The agreement must be ratified by the union membership, a process that is expected to take about a month.
R. Ian Hunter, executive director of the National Automobile Transporters Labor Division, which negotiates for the 17 employers, said the new contract would continue to keep Teamsters workers the highest-paid in the industry. He called the agreement a compromise in which neither side got everything it wanted. "We are especially pleased that a strike has been averted and that a disruption of service to our customers has been avoided," Hunter said.
One of Hoffa's major critics, Ken Paff, leader of the union dissident group Teamsters for a Democratic Union, called the agreement a concessionary contract. "I'm really surprised he would sign a concessionary contract rather than strike," Paff said.
The new agreement calls for a lump-sum payment of $1,500 in the first year and 50 cent-an-hour increases in each of the last three years of the contract. Top wages in the industry are approximately $20 an hour, but the actual pay is based on a mileage formula.
Union drivers currently earn an average of $68,000 a year in wages and benefits, but some can earn as much as $100,000 with overtime, according to the union. Car haulers are among the highest-paid truck drivers in the union.
The biggest gain, according to Teamsters spokesman Chip Roth, was in the pension area, where car haulers will now get $2,000 a month after 25 years' service, regardless of age, and $2,500 a month plus free medical coverage after age 55 with 25 years of service.

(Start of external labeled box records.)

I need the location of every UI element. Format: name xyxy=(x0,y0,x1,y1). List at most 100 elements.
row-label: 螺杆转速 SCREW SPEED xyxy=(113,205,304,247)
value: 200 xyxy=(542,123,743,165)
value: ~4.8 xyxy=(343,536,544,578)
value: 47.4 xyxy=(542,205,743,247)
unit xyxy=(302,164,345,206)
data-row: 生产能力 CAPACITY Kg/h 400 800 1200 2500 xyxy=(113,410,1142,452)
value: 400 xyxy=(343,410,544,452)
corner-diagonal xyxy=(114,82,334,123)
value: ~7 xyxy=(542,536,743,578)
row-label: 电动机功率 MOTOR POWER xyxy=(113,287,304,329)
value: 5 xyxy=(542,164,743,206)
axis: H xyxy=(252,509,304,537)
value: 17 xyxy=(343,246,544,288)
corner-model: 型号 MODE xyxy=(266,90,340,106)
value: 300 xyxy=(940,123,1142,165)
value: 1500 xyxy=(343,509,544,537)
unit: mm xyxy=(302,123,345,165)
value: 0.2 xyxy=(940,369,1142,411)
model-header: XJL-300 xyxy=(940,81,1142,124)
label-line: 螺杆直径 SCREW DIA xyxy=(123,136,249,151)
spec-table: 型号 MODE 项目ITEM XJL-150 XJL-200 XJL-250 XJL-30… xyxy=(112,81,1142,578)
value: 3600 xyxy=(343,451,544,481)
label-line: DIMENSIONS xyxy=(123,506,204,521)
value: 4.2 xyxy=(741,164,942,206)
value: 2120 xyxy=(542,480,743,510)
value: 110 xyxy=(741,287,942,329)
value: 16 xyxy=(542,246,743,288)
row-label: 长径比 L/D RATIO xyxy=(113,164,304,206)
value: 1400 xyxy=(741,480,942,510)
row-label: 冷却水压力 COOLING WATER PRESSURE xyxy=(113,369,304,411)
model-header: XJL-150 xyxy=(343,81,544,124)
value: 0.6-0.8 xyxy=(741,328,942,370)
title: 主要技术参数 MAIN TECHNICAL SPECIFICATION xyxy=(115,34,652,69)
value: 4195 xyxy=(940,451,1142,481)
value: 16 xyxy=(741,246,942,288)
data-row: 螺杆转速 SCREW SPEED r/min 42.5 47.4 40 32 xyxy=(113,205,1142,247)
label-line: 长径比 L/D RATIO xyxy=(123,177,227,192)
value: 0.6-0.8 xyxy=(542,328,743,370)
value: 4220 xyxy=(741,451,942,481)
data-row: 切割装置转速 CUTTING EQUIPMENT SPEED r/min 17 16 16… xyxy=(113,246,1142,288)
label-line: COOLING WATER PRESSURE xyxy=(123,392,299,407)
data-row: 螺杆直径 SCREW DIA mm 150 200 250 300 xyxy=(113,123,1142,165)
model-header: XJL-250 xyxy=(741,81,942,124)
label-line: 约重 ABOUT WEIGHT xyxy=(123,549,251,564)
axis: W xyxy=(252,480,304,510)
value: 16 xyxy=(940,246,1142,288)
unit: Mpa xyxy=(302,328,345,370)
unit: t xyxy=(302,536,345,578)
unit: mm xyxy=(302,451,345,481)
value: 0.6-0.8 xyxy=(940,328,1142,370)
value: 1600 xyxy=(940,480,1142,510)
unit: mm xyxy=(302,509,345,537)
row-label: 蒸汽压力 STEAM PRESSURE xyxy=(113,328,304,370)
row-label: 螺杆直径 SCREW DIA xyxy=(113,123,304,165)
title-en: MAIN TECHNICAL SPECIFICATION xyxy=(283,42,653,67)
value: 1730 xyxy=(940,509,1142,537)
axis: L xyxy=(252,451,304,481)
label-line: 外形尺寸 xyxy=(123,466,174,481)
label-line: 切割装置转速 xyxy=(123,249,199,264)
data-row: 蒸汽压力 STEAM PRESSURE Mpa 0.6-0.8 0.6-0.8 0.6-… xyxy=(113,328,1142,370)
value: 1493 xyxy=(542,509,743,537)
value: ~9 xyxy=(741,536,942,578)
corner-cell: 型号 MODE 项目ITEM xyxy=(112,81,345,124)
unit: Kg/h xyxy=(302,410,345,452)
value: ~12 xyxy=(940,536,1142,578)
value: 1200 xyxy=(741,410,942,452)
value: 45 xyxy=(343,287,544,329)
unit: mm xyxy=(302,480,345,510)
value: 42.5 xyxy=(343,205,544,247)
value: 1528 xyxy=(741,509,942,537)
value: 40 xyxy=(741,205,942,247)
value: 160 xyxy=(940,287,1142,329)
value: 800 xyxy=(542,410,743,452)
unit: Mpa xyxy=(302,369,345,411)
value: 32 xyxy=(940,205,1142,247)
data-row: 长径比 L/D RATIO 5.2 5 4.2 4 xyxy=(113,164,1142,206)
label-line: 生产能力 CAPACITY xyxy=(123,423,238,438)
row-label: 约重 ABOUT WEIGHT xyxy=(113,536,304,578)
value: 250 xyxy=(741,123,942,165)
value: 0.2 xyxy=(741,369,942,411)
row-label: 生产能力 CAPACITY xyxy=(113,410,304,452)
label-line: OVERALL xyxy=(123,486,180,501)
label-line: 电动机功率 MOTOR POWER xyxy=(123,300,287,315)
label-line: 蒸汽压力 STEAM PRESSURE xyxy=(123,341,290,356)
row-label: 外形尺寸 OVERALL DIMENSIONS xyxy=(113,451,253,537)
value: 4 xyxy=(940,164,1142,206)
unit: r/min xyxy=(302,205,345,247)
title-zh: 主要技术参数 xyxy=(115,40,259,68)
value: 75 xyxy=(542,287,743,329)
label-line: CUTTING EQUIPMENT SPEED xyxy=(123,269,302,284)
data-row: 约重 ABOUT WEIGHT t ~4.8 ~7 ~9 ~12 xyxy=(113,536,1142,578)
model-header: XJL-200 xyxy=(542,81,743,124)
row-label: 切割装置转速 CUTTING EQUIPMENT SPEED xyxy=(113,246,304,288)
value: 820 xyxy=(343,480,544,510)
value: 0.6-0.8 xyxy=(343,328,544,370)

"It's a major victory for the union," Roth said. He said union surveys at the start of the negotiations showed that improving the pension benefits was the biggest issue among the members.
In addition, Roth said, the union forced the companies to drop demands for part-time workers and a two-tiered wage system. The companies also agreed to a union demand that they not use Mexican trucks and drivers to deliver cars after Jan. 1, when the U.S.-Mexico border is opened to international trucking under the North American Free Trade Agreement.
The union did grant the companies "flexibility" to allow mechanics and yard workers to be assigned weekend work. It also allowed the companies to pay drivers half pay when hauling used cars on what are known as back hauls -- return trips from delivering cars. TDU's Paff called both items concessions.
CAPTION: Teamsters President James P. Hoffa, right, shakes hands with R. Ian Hunter, executive director of the National Automobile Transporters Labor Division, after they reached a tentative accord on a new contract for 17 car-hauling companies.